Enganei-me. E como sou superticioso, acredito no valor simbólico do engano.Tinha comprado dois livros de Bioy Casares. Ainda não acabei de ler um deles e hoje, com a vista ainda meia turva de sono, peguei no que julgava ser esse e levei-o para continuar a leitura, com o propósito, aliás, de acabá-la, porque deve haver uma qualquer lei do consumo de literatura que define a quantidade máxima de livros que simultâneamente se estão ainda a ler sem chegar ao fim.

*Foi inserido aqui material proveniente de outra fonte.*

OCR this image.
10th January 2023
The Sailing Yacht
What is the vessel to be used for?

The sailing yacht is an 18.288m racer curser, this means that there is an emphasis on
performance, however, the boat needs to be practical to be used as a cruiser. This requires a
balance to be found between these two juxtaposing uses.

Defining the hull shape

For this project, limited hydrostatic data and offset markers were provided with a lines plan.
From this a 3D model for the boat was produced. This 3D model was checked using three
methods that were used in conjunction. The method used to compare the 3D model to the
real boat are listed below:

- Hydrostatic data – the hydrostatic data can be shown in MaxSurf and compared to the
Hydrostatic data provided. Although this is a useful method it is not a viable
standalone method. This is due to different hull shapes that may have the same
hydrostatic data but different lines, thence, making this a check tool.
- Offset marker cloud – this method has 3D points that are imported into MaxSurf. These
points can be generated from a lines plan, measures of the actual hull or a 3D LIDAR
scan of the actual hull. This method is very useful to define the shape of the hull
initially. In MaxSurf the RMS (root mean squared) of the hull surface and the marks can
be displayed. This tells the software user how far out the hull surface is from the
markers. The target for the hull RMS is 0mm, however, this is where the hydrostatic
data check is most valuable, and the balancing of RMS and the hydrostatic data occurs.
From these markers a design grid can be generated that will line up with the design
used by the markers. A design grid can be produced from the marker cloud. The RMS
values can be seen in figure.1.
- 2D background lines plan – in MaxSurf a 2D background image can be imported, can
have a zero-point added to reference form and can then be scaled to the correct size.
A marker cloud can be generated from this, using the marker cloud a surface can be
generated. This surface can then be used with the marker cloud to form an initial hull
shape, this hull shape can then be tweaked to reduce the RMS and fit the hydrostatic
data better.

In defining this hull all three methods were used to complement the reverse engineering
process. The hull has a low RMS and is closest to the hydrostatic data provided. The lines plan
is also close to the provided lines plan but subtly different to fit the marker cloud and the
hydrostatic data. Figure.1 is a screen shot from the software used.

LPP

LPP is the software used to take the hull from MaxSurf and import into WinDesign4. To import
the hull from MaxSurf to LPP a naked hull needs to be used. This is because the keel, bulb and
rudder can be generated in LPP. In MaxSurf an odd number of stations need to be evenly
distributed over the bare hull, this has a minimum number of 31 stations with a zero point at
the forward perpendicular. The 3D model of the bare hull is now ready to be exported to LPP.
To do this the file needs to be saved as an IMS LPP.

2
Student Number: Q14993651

Tarde demais dei pelo erro. Já não podia voltar atrás para o reparar, porque é dia de preguiça e ao mesmo tempo arrisquei seguir o trilho que o destino me assinalara. Agora está inevitavelmente inciado, o que é irritante por aumentar a minha dificuldade em reduzir as pendências literárias e ainda por cima, estou seduzido pelo que leio e vou ser vítima da inevitabilidade.
Assim foi que iniciei o Dormir al Sol. É uma narrativa contada num contexto de um matrimónio quesilento, no território azedo dos mal-entendidos e das zangas, em que é falso que as pessoas se entendam a conversar, por ser precisamente a conversar que se irritam e o silêncio equivaler à paz.
Diana, cavilosa e desconfiada, qualquer boa notícia a entristece, porque dá a supor que, para compensá-la, virá uma má. Para si a frase «se não queres entristecer-me, não estejas nunca triste» tem como resposta razoável «então, não venhas com a história de que é por minha causa que te preocupas». E abre-se a cena do ódio e da recriminação.
É o mundo do «descontentamento geral», das indispostas e queixosas senhoras do «grémio das esposas». Haverá seguramente livros sobre maridos contentes e mulheres felizes, na base do era uma vez. Este está-me a parecer que trata da teoria geral da indisposição e seus fantasmas.
«Peripécias inusitadas», diz-se na contra-capa a anunciar a obra. Ou talvez não. Depois digo se não são, afinal, modos extraordinários de contar lugares comuns.